Uses `ClusterSettings` instead of Node `Settings` in `HealthMetadataService` #96843

HiDAl · 2023-06-14T13:55:49Z

While we built the first version of HealthMetadata object, we use the Settings object, which has the Node's settings. Due to this we always used the default values of the settings. This makes that every time a new master was selected, the initial HealthMetadata was built with the default values instead of the settings configured by the user.

closes #96219

When building the first version of `HealthMetadata` object, we were using the `Settings` object, which has the Node's settings, what does not seem to be propagated to the Node, hence we always used the default values of the settings. This made that every time a new master was selected, the initial `HealthMetadata` was built with the default values instead of the settings configured by the customer.

elasticsearchmachine · 2023-06-14T13:56:14Z

Pinging @elastic/es-data-management (Team:Data Management)

elasticsearchmachine · 2023-06-14T13:56:14Z

Hi @HiDAl, I've created a changelog YAML for you.

andreidan

Thanks for fixing this Pablo 🚀

Sorry, it took me a while to test this.
Namely, I had in mind a potential race-condition concern between the InsertHealthMetadata and UpsertHealthMetadataTask (in case a setting is updated as there's a also a master failover).

However, I don't think we're subject to it as we have 1 cluster state applier thread and the cluster settings are applied (and listeners notified here https://github.com/elastic/elasticsearch/blob/main/server/src/main/java/org/elasticsearch/cluster/service/ClusterApplierService.java#L490) before the cluster state listeners are notified https://github.com/elastic/elasticsearch/blob/main/server/src/main/java/org/elasticsearch/cluster/service/ClusterApplierService.java#L502

Equally, now that InsertHealthMetadata uses the ClusterSettings it will see the changes to the cluster settings.

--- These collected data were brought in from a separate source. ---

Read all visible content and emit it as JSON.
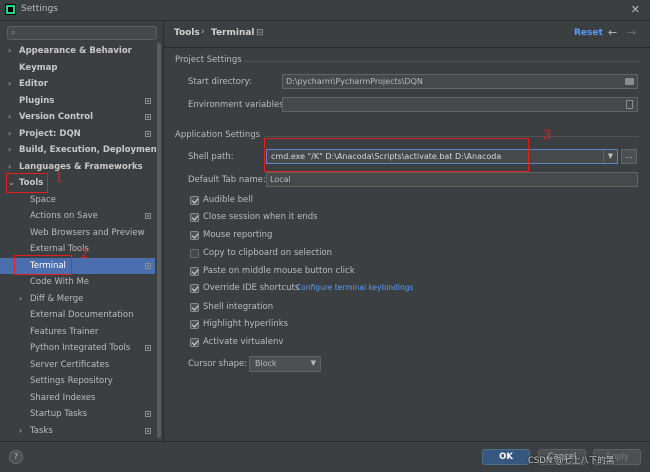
{
  "window": {
    "title": "Settings",
    "close_glyph": "✕"
  },
  "search": {
    "placeholder": "",
    "icon": "search-icon"
  },
  "sidebar": {
    "items": [
      {
        "label": "Appearance & Behavior",
        "bold": true,
        "arrow": "›",
        "level": 0,
        "icon": false
      },
      {
        "label": "Keymap",
        "bold": true,
        "arrow": "",
        "level": 0,
        "icon": false
      },
      {
        "label": "Editor",
        "bold": true,
        "arrow": "›",
        "level": 0,
        "icon": false
      },
      {
        "label": "Plugins",
        "bold": true,
        "arrow": "",
        "level": 0,
        "icon": true
      },
      {
        "label": "Version Control",
        "bold": true,
        "arrow": "›",
        "level": 0,
        "icon": true
      },
      {
        "label": "Project: DQN",
        "bold": true,
        "arrow": "›",
        "level": 0,
        "icon": true
      },
      {
        "label": "Build, Execution, Deployment",
        "bold": true,
        "arrow": "›",
        "level": 0,
        "icon": false
      },
      {
        "label": "Languages & Frameworks",
        "bold": true,
        "arrow": "›",
        "level": 0,
        "icon": false
      },
      {
        "label": "Tools",
        "bold": true,
        "arrow": "⌄",
        "level": 0,
        "icon": false
      },
      {
        "label": "Space",
        "bold": false,
        "arrow": "",
        "level": 1,
        "icon": false
      },
      {
        "label": "Actions on Save",
        "bold": false,
        "arrow": "",
        "level": 1,
        "icon": true
      },
      {
        "label": "Web Browsers and Preview",
        "bold": false,
        "arrow": "",
        "level": 1,
        "icon": false
      },
      {
        "label": "External Tools",
        "bold": false,
        "arrow": "",
        "level": 1,
        "icon": false
      },
      {
        "label": "Terminal",
        "bold": false,
        "arrow": "",
        "level": 1,
        "icon": true,
        "selected": true
      },
      {
        "label": "Code With Me",
        "bold": false,
        "arrow": "",
        "level": 1,
        "icon": false
      },
      {
        "label": "Diff & Merge",
        "bold": false,
        "arrow": "›",
        "level": 1,
        "icon": false
      },
      {
        "label": "External Documentation",
        "bold": false,
        "arrow": "",
        "level": 1,
        "icon": false
      },
      {
        "label": "Features Trainer",
        "bold": false,
        "arrow": "",
        "level": 1,
        "icon": false
      },
      {
        "label": "Python Integrated Tools",
        "bold": false,
        "arrow": "",
        "level": 1,
        "icon": true
      },
      {
        "label": "Server Certificates",
        "bold": false,
        "arrow": "",
        "level": 1,
        "icon": false
      },
      {
        "label": "Settings Repository",
        "bold": false,
        "arrow": "",
        "level": 1,
        "icon": false
      },
      {
        "label": "Shared Indexes",
        "bold": false,
        "arrow": "",
        "level": 1,
        "icon": false
      },
      {
        "label": "Startup Tasks",
        "bold": false,
        "arrow": "",
        "level": 1,
        "icon": true
      },
      {
        "label": "Tasks",
        "bold": false,
        "arrow": "›",
        "level": 1,
        "icon": true
      }
    ]
  },
  "header": {
    "breadcrumb_1": "Tools",
    "breadcrumb_sep": "›",
    "breadcrumb_2": "Terminal",
    "breadcrumb_icon": "⊟",
    "reset": "Reset",
    "back_glyph": "←",
    "forward_glyph": "→"
  },
  "project_settings": {
    "title": "Project Settings",
    "start_dir_label": "Start directory:",
    "start_dir_value": "D:\\pycharm\\PycharmProjects\\DQN",
    "env_label": "Environment variables:",
    "env_value": ""
  },
  "app_settings": {
    "title": "Application Settings",
    "shell_label": "Shell path:",
    "shell_value": "cmd.exe \"/K\" D:\\Anacoda\\Scripts\\activate.bat D:\\Anacoda",
    "dd_glyph": "▼",
    "dots_glyph": "...",
    "tab_name_label": "Default Tab name:",
    "tab_name_value": "Local",
    "checkboxes": [
      {
        "label": "Audible bell",
        "checked": true
      },
      {
        "label": "Close session when it ends",
        "checked": true
      },
      {
        "label": "Mouse reporting",
        "checked": true
      },
      {
        "label": "Copy to clipboard on selection",
        "checked": false
      },
      {
        "label": "Paste on middle mouse button click",
        "checked": true
      },
      {
        "label": "Override IDE shortcuts",
        "checked": true,
        "link": "Configure terminal keybindings"
      },
      {
        "label": "Shell integration",
        "checked": true
      },
      {
        "label": "Highlight hyperlinks",
        "checked": true
      },
      {
        "label": "Activate virtualenv",
        "checked": true
      }
    ],
    "cursor_label": "Cursor shape:",
    "cursor_value": "Block",
    "cursor_arrow": "▼"
  },
  "footer": {
    "help": "?",
    "ok": "OK",
    "cancel": "Cancel",
    "apply": "Apply",
    "watermark": "CSDN @七上八下的黑"
  },
  "annotations": {
    "n1": "1",
    "n2": "2",
    "n3": "3",
    "color": "#e02020"
  },
  "colors": {
    "selection": "#4b6eaf",
    "link": "#589df6",
    "bg": "#3c3f41"
  }
}
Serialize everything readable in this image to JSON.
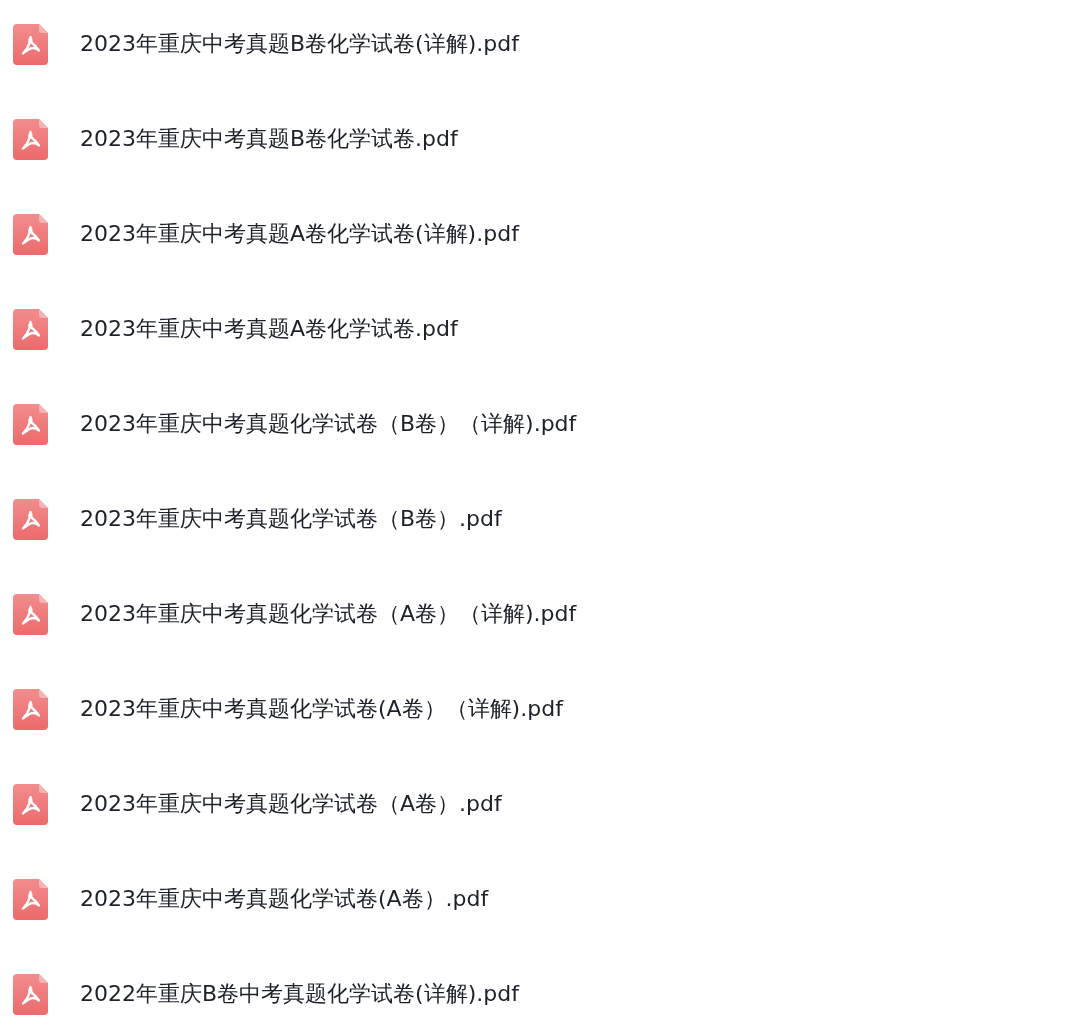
{
  "files": [
    {
      "name": "2023年重庆中考真题B卷化学试卷(详解).pdf"
    },
    {
      "name": "2023年重庆中考真题B卷化学试卷.pdf"
    },
    {
      "name": "2023年重庆中考真题A卷化学试卷(详解).pdf"
    },
    {
      "name": "2023年重庆中考真题A卷化学试卷.pdf"
    },
    {
      "name": "2023年重庆中考真题化学试卷（B卷）（详解).pdf"
    },
    {
      "name": "2023年重庆中考真题化学试卷（B卷）.pdf"
    },
    {
      "name": "2023年重庆中考真题化学试卷（A卷）（详解).pdf"
    },
    {
      "name": "2023年重庆中考真题化学试卷(A卷）（详解).pdf"
    },
    {
      "name": "2023年重庆中考真题化学试卷（A卷）.pdf"
    },
    {
      "name": "2023年重庆中考真题化学试卷(A卷）.pdf"
    },
    {
      "name": "2022年重庆B卷中考真题化学试卷(详解).pdf"
    }
  ]
}
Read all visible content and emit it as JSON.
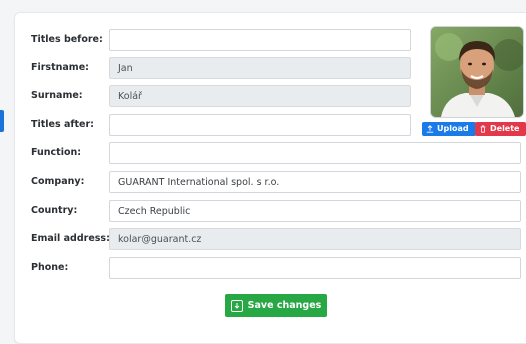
{
  "colors": {
    "accent": "#1a73d9",
    "upload": "#1a7be8",
    "delete": "#e2394a",
    "save": "#28a745",
    "readonly_bg": "#e9ecef"
  },
  "form": {
    "titles_before": {
      "label": "Titles before:",
      "value": ""
    },
    "firstname": {
      "label": "Firstname:",
      "value": "Jan"
    },
    "surname": {
      "label": "Surname:",
      "value": "Kolář"
    },
    "titles_after": {
      "label": "Titles after:",
      "value": ""
    },
    "function": {
      "label": "Function:",
      "value": ""
    },
    "company": {
      "label": "Company:",
      "value": "GUARANT International spol. s r.o."
    },
    "country": {
      "label": "Country:",
      "value": "Czech Republic"
    },
    "email": {
      "label": "Email address:",
      "value": "kolar@guarant.cz"
    },
    "phone": {
      "label": "Phone:",
      "value": ""
    }
  },
  "photo": {
    "upload_label": "Upload",
    "delete_label": "Delete",
    "upload_icon": "upload-icon",
    "delete_icon": "trash-icon"
  },
  "actions": {
    "save_label": "Save changes",
    "save_icon": "save-icon"
  }
}
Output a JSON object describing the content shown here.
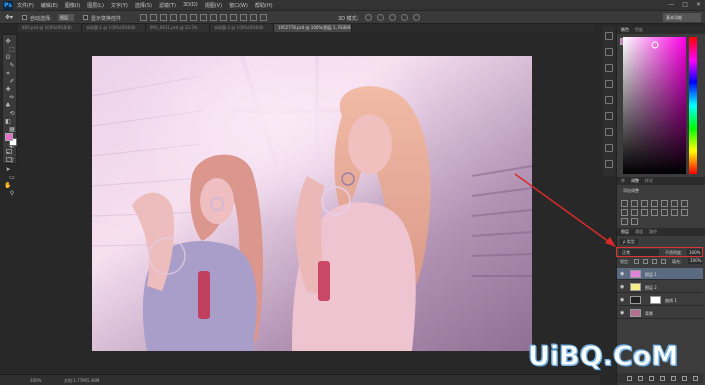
{
  "app": {
    "logo": "Ps"
  },
  "menubar": {
    "items": [
      "文件(F)",
      "编辑(E)",
      "图像(I)",
      "图层(L)",
      "文字(Y)",
      "选择(S)",
      "滤镜(T)",
      "3D(D)",
      "视图(V)",
      "窗口(W)",
      "帮助(H)"
    ],
    "controls": [
      "—",
      "□",
      "✕"
    ]
  },
  "options": {
    "auto_select_label": "自动选择:",
    "auto_select_value": "图层",
    "transform_label": "显示变换控件",
    "mode3d_label": "3D 模式:",
    "workspace": "基本功能"
  },
  "tabs": [
    {
      "label": "800.psd @ 100%(RGB/8)",
      "active": false
    },
    {
      "label": "未标题-1 @ 100%(RGB/8)",
      "active": false
    },
    {
      "label": "IMG_0831.psd @ 33.3%",
      "active": false
    },
    {
      "label": "未标题-2 @ 100%(RGB/8)",
      "active": false
    },
    {
      "label": "1952778.psd @ 100%(图层 1, RGB/8)",
      "active": true
    }
  ],
  "toolbar": {
    "icons": [
      "move-icon",
      "marquee-icon",
      "lasso-icon",
      "quick-select-icon",
      "crop-icon",
      "eyedropper-icon",
      "healing-icon",
      "brush-icon",
      "stamp-icon",
      "history-brush-icon",
      "eraser-icon",
      "gradient-icon",
      "blur-icon",
      "dodge-icon",
      "pen-icon",
      "type-icon",
      "path-select-icon",
      "shape-icon",
      "hand-icon",
      "zoom-icon"
    ],
    "glyphs": [
      "✥",
      "⬚",
      "ʘ",
      "✎",
      "⌗",
      "✐",
      "✚",
      "✏",
      "♣",
      "⟲",
      "◧",
      "▦",
      "●",
      "◐",
      "✒",
      "T",
      "➤",
      "▭",
      "✋",
      "⚲"
    ]
  },
  "colors": {
    "foreground": "#e070c8",
    "background": "#ffffff",
    "canvas_bg": "#282828",
    "accent_red": "#d82a2a"
  },
  "panels": {
    "color_tabs": [
      "颜色",
      "色板"
    ],
    "adjust_tabs": [
      "库",
      "调整",
      "样式"
    ],
    "adjust_title": "添加调整",
    "layers_tabs": [
      "图层",
      "通道",
      "路径"
    ],
    "filter_label": "ρ 类型",
    "blend_mode": "正常",
    "opacity_label": "不透明度:",
    "opacity_value": "100%",
    "lock_label": "锁定:",
    "fill_label": "填充:",
    "fill_value": "100%"
  },
  "layers": [
    {
      "name": "图层 1",
      "selected": true,
      "thumb": "#e283d8"
    },
    {
      "name": "图层 2",
      "selected": false,
      "thumb": "#f5ed8a"
    },
    {
      "name": "曲线 1",
      "selected": false,
      "thumb": "#ffffff",
      "adjust": true
    },
    {
      "name": "背景",
      "selected": false,
      "thumb": "#b07090"
    }
  ],
  "status": {
    "zoom": "100%",
    "doc": "文档:1.77M/5.46M"
  },
  "watermark": "UiBQ.CoM"
}
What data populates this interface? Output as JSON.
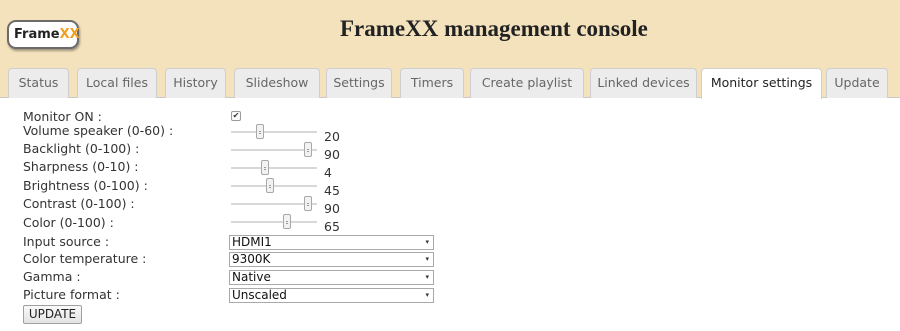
{
  "header": {
    "logo_frame": "Frame",
    "logo_xx": "XX",
    "title": "FrameXX management console"
  },
  "tabs": [
    {
      "label": "Status"
    },
    {
      "label": "Local files"
    },
    {
      "label": "History"
    },
    {
      "label": "Slideshow"
    },
    {
      "label": "Settings"
    },
    {
      "label": "Timers"
    },
    {
      "label": "Create playlist"
    },
    {
      "label": "Linked devices"
    },
    {
      "label": "Monitor settings",
      "active": true
    },
    {
      "label": "Update"
    }
  ],
  "form": {
    "monitor_on": {
      "label": "Monitor ON :",
      "checked": true,
      "mark": "✔"
    },
    "sliders": [
      {
        "label": "Volume speaker (0-60) :",
        "min": 0,
        "max": 60,
        "value": "20",
        "fraction": 0.333
      },
      {
        "label": "Backlight (0-100) :",
        "min": 0,
        "max": 100,
        "value": "90",
        "fraction": 0.9
      },
      {
        "label": "Sharpness (0-10) :",
        "min": 0,
        "max": 10,
        "value": "4",
        "fraction": 0.4
      },
      {
        "label": "Brightness (0-100) :",
        "min": 0,
        "max": 100,
        "value": "45",
        "fraction": 0.45
      },
      {
        "label": "Contrast (0-100) :",
        "min": 0,
        "max": 100,
        "value": "90",
        "fraction": 0.9
      },
      {
        "label": "Color (0-100) :",
        "min": 0,
        "max": 100,
        "value": "65",
        "fraction": 0.65
      }
    ],
    "selects": [
      {
        "label": "Input source :",
        "value": "HDMI1"
      },
      {
        "label": "Color temperature :",
        "value": "9300K"
      },
      {
        "label": "Gamma :",
        "value": "Native"
      },
      {
        "label": "Picture format :",
        "value": "Unscaled"
      }
    ],
    "update_button": "UPDATE"
  },
  "icons": {
    "dropdown_arrow": "▾"
  },
  "colors": {
    "header_bg": "#f4e2bd",
    "logo_accent": "#f0a020"
  }
}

Browsing a bit the code I noticed we use this pattern for cluster settings :

read the default value using the Settings object
subscribe for change notifications via the ClusterSettings object
However, step 1 can be performed using the ClusterSettings as you've done here for the indices.dlm.poll_interval setting

andreidan · 2023-06-15T08:17:16Z

server/src/internalClusterTest/java/org/elasticsearch/health/HealthMetadataServiceIT.java

-            ByteSizeValue initialMaxHeadroom = percentageMode ? randomBytes : ByteSizeValue.MINUS_ONE;
+            ByteSizeValue initialMaxHeadroom = randomBytes;


Is percentage mode not needed here anymore? Below at line 140 we check it when we do the assertion

in this line, no, not needed anymore. This setting has logic when getting the default value, depending upon a different setting. While checking this test, the old behavior was incorrect, using -1 just to make the test pass. The percentage logic at line 107, will either trigger or not the default-getter-logic

andreidan · 2023-06-15T08:29:38Z

server/src/internalClusterTest/java/org/elasticsearch/health/HealthMetadataServiceIT.java

                assertThat(diskMetadata.describeFloodStageWatermark(), equalTo(updatedFloodStageWatermark));
-                assertThat(diskMetadata.floodStageMaxHeadroom(), equalTo(updatedFloodStageMaxHeadroom));


Is this flood headroom check removal on purpose?

nop, it's a couple of lines bellow :P (176-179)

same comment that https://github.com/elastic/elasticsearch/pull/96843/files#r1230675689

Ah thanks 👍 🚀

gmarouli · 2023-06-15T12:09:04Z

server/src/internalClusterTest/java/org/elasticsearch/health/HealthMetadataServiceIT.java

+                // `cluster.routing.allocation.disk.watermark.high`. Check {@link CLUSTER_ROUTING_ALLOCATION_HIGH_DISK_MAX_HEADROOM_SETTING}
+                assertThat(
+                    diskMetadata.highMaxHeadroom(),
+                    equalTo(percentageMode ? maxHeadroomByNode.get(electedMaster) : ByteSizeValue.ofGb(150))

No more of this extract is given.